Después de 39 años de historia y de 11 LP's en el mercado discográfico, Luis Eduardo Aute finalmente va a encontrar reconocido y aplaudido su trabajo de una forma clamorosa…, era una obligada deuda cultural que tenía que llegar en algún momento. Fue el 4 de marzo en el Teatro Salamanca de Madrid en un recital "Entre amigos" que posteriormente crearía escuela en multiplicidad y variopintos imitaciones.

Aquel día Eduardo, sobre un escenario quiso testificar su presencia, y su testimonio, valioso y clarividente, no pudo dejar de ser reconocido.

Él calificó aquel encuentro como un punto y aparte –y puede que lo fuera para él–, sin embargo para mí resultó algo mucho más profundo; qué un subrayado; fue el reconocimiento a la coherencia y a la calidad de un artista y de unas canciones que, hasta entonces, y sin grandes apariencias, se habían venido filtrando en las entrañas de muchas de nuestras historias cotidianas.

Junto a Eduardo compartieron escenario y actuaciones, en un clima de verdadera amistad –mágicamente transferido y contagiado hacia todos nos encontrábamos allí–, Joan Manuel Serrat, Silvio Rodríguez, Pablo Milanés, Teddy Bautista y como siempre últimamente el grupo Suburbano.


«Necesito confesaros
antes de decir adiós
que mi voz quiere ser vuestra
como es mía vuestra voz
compartiendo sentimientos
de alegría y de dolor
todas las contradicciones
que padece la razón

Permitidme unos instantes
solo siete versos más,
no quisiera despedirme
ni poner punto final,
sin deciros que esta noche
toco la felicidad
por estar con mis hermanos
Silvio, Teddy, Pablo y Joan.» (65)

La crítica especializada y la opinión pública en aquella ocasión colectivamente también se hermanaron: "Fueron dos horas y media en las que todos tocamos la felicidad".


Tras aquel recital, grabado en un doble LP, se abrirá para Eduardo una gran escalada de contratos y actuaciones en directo por todo el país y en el entreacto su participación en la Feria Internacional del Arte "Arco 83" y una importante exposición en la galería Kreisler Dos de Madrid, una exposición que resultó como una insólita orgía de pasiones y de colores abrazándose con pinceladas atrevidas y descaradas.
«Pretendo expresar la PASIÓN, como la realidad esencial y estructurante de todo cuanto verdaderamente existe, y hacerlo en sus más características manifestaciones, por eso divido la exposición en dos grandes conjuntos plásticos en los que los personajes desnudan sus pasiones: La pasión "divina", bajo el signo del nacimiento y la muerte, de la anunciación alada y de la muerte desgarrada del hijo amado, de su crucifixión.
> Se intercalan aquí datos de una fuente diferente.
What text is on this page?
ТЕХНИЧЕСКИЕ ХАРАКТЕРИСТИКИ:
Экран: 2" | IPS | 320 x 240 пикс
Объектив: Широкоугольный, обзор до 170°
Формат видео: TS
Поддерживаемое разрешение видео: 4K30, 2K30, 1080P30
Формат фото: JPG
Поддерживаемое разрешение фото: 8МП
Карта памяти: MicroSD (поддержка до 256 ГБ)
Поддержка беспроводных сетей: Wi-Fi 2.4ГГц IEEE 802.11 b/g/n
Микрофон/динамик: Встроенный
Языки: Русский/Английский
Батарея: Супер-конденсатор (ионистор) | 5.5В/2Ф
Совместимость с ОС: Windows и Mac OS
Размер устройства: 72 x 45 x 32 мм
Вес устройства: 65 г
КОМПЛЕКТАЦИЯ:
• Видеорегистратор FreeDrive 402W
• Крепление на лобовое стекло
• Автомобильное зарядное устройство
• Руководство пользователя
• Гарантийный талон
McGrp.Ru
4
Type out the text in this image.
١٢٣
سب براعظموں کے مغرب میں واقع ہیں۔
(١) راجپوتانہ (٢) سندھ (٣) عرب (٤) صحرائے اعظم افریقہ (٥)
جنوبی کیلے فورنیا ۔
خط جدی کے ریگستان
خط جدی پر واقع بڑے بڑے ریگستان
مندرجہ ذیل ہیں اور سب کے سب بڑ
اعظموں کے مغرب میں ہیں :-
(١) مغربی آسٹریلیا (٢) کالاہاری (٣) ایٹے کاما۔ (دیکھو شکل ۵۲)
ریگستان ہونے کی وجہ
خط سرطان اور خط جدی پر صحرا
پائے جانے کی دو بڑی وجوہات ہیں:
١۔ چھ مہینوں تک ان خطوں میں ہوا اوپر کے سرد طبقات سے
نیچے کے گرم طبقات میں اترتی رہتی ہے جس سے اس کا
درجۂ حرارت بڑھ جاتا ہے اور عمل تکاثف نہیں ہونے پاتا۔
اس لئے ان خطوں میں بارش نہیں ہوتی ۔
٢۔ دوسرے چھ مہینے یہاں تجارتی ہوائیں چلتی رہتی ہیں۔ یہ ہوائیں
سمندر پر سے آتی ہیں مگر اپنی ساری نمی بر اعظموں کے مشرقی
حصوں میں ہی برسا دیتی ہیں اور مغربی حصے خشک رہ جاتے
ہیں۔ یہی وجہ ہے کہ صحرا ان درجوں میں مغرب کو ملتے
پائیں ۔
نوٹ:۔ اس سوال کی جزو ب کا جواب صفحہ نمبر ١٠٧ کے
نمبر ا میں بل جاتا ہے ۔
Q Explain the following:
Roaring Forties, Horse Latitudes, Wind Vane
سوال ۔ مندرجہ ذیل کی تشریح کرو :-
Y la pasión "humana", la pasión que es amor y armonía y que es también odio y violencia perturbadora. Y todo ello en la atmósfera incontrolable y espléndida del éxtasis, porque el éxtasis no es otra cosa que el rostro de la pasión.»


Recuerdo que aquel día, cuando salí de la exposición, muy impresionado por sus lienzos y contemplando la vida cotidiana de la ciudad, que por entonces preparaba ya las navidades, no pude resistir la evocación del fragmento de un artículo de Michel Maffesoli que Aute había reproducido en el catálogo de su exposición:
«Lo que sorprende en la historia de la humanidad y que los intelectuales y los políticos suelen olvidar, es el fracaso de la teoría que intentan, de modo petulante, ignorar o corregir, según los casos, el vaivén caótico de la pasión. Ahora bien, si hay una ley que rija el destino de los pueblos de una manera grandiosa y calamitosa al mismo tiempo es, sin duda, la persistencia, la fecundidad y el aspecto incontrolable de la pasión.»
Este mismo año Eduardo compone un LP con 10 canciones de amor para Pepa Flores.


Al mismo tiempo Aute empieza a gestar su "CUERPO A CUERPO" que escribirá y grabará definitivamente en 1984. En el mes de Julio Ediciones Jucar, en su colección Los Juglares, publica su biografía escrita por J.M. Plaza.




(65) "Entre amigos" (Entre amigos, 1983).